6
Mayıs
2024
Pazertesi
KIRKLARELİ

Beş kişilik cemaat

Yaklaşık yüz yıl önce binin üstünde Yahudi'nin yaşadığı Kırklareli'nde bugün biri haham olmak üzere beş kişilik bir Yahudi cemaati var. Onlar huzuru ve mutluluğu buldukları bu kenti bırakmamakta kararlı.

Kırklareli'nde bir asır öncesine kadar bin üç yüz kişilik bir Yahudi cemaati vardı. Şimdi ise doğdukları bu sakin Trakya şehrinde biri haham olmak üzere sadece beş kişiler.

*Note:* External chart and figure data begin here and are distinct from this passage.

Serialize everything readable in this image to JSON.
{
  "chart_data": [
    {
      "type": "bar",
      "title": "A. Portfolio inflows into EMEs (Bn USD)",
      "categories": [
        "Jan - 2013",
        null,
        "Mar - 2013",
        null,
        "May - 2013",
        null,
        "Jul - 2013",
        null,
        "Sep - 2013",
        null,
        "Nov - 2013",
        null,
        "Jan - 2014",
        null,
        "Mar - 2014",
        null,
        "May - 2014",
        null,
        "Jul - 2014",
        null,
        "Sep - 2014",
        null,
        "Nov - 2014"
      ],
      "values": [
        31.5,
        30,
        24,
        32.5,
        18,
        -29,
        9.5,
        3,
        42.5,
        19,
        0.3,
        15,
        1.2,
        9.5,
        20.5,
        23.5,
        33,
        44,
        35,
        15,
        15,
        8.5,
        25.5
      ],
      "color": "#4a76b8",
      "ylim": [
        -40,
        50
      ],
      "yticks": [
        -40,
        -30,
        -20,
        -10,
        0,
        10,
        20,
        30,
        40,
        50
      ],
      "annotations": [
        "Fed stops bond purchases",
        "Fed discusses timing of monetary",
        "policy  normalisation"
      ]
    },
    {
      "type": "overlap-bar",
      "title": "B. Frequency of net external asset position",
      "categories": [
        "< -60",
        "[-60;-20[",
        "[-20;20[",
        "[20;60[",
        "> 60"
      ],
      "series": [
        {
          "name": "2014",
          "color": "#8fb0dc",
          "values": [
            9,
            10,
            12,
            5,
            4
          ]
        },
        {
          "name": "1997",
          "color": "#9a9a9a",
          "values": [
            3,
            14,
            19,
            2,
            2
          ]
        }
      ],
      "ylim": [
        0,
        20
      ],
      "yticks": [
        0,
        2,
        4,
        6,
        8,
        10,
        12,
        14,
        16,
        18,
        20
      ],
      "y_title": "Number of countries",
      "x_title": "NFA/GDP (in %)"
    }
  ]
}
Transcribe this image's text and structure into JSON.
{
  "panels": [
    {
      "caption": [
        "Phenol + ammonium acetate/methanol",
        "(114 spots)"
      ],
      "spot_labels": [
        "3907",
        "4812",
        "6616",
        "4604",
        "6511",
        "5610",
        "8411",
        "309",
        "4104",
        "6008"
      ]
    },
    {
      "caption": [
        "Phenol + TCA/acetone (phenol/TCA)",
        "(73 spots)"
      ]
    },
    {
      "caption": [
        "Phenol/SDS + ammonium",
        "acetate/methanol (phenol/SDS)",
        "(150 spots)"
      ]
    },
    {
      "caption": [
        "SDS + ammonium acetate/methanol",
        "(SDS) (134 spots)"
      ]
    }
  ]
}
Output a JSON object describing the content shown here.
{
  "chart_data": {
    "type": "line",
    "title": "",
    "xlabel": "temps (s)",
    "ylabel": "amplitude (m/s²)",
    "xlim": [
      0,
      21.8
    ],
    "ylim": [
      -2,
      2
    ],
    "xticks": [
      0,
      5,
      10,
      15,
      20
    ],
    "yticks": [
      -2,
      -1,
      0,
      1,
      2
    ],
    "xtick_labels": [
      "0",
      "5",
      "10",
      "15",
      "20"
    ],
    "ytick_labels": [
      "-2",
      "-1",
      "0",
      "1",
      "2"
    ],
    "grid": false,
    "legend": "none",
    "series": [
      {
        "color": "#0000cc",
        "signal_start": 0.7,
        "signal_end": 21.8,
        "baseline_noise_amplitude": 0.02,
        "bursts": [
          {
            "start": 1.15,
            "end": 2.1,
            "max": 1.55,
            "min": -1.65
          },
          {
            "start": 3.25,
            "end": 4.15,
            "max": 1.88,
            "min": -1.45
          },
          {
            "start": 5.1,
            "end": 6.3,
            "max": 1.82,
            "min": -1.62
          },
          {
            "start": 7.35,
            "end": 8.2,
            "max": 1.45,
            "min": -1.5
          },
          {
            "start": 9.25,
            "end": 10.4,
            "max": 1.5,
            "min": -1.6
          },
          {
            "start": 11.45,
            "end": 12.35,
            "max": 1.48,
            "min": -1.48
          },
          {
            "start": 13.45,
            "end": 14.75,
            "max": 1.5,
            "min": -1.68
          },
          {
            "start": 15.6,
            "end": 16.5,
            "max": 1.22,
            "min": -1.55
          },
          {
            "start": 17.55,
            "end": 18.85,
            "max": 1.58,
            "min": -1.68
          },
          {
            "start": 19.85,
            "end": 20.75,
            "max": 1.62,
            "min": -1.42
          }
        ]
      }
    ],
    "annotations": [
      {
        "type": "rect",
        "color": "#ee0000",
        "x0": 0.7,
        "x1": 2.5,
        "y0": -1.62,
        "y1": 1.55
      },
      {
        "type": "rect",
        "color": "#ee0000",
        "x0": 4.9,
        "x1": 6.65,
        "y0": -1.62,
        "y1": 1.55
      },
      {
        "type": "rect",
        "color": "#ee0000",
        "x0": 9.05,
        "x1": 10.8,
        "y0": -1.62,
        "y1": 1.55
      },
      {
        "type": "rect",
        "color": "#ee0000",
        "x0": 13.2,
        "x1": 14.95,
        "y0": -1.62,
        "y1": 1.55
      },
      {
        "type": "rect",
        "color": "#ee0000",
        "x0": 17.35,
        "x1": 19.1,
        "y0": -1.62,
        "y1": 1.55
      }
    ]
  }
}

Dini bayramlarında kendilerini yalnız hissettiklerini söyleyen Kırklareli Yahudileri, günlük hayatlarında ise bu duyguyu hiç tatmadıklarını; komşularıyla çok iyi anlaştıklarını anlatıyorlar. Öyle ki Kırklareli'ne gitmeden önce Penhas Haleva'ya ısrarla adresini sormamıza rağmen, kesinlikle söylemedi ve "Merkeze geldiğinizde benim adımı söyleyin herkes gösterir" dedi. Gerçekten de bir pizzacıdan aldığımız tarifle Halevalar'ın benzin istasyonunu elimizle koymuş gibi bulduk. Kırklareli'nde kalan bu beş kişilik nüfusun çoğu 80 yaş civarında. Haham Hayim Abravamel 85, eşi Viktorya Abravamel 76, Yasua Kaneti 80 yaşında. Cemaatin en genç üyeleri ise Penhas (58) ve Rozi (50) Haleva. Grubun en büyük şikayeti gençlerin Kırklareli'nde kalmak istememesi. Çocukları İstanbul'da üniversite eğitimi aldıktan sonra Kırklareli'nde iş imkanı olmadığı için dönmek istememişler. Haham Efendi de torununun Kırklareli'ne gelip eczane açtığını ama para kazanamadığı için kapatmak zorunda kaldığını anlatıyor.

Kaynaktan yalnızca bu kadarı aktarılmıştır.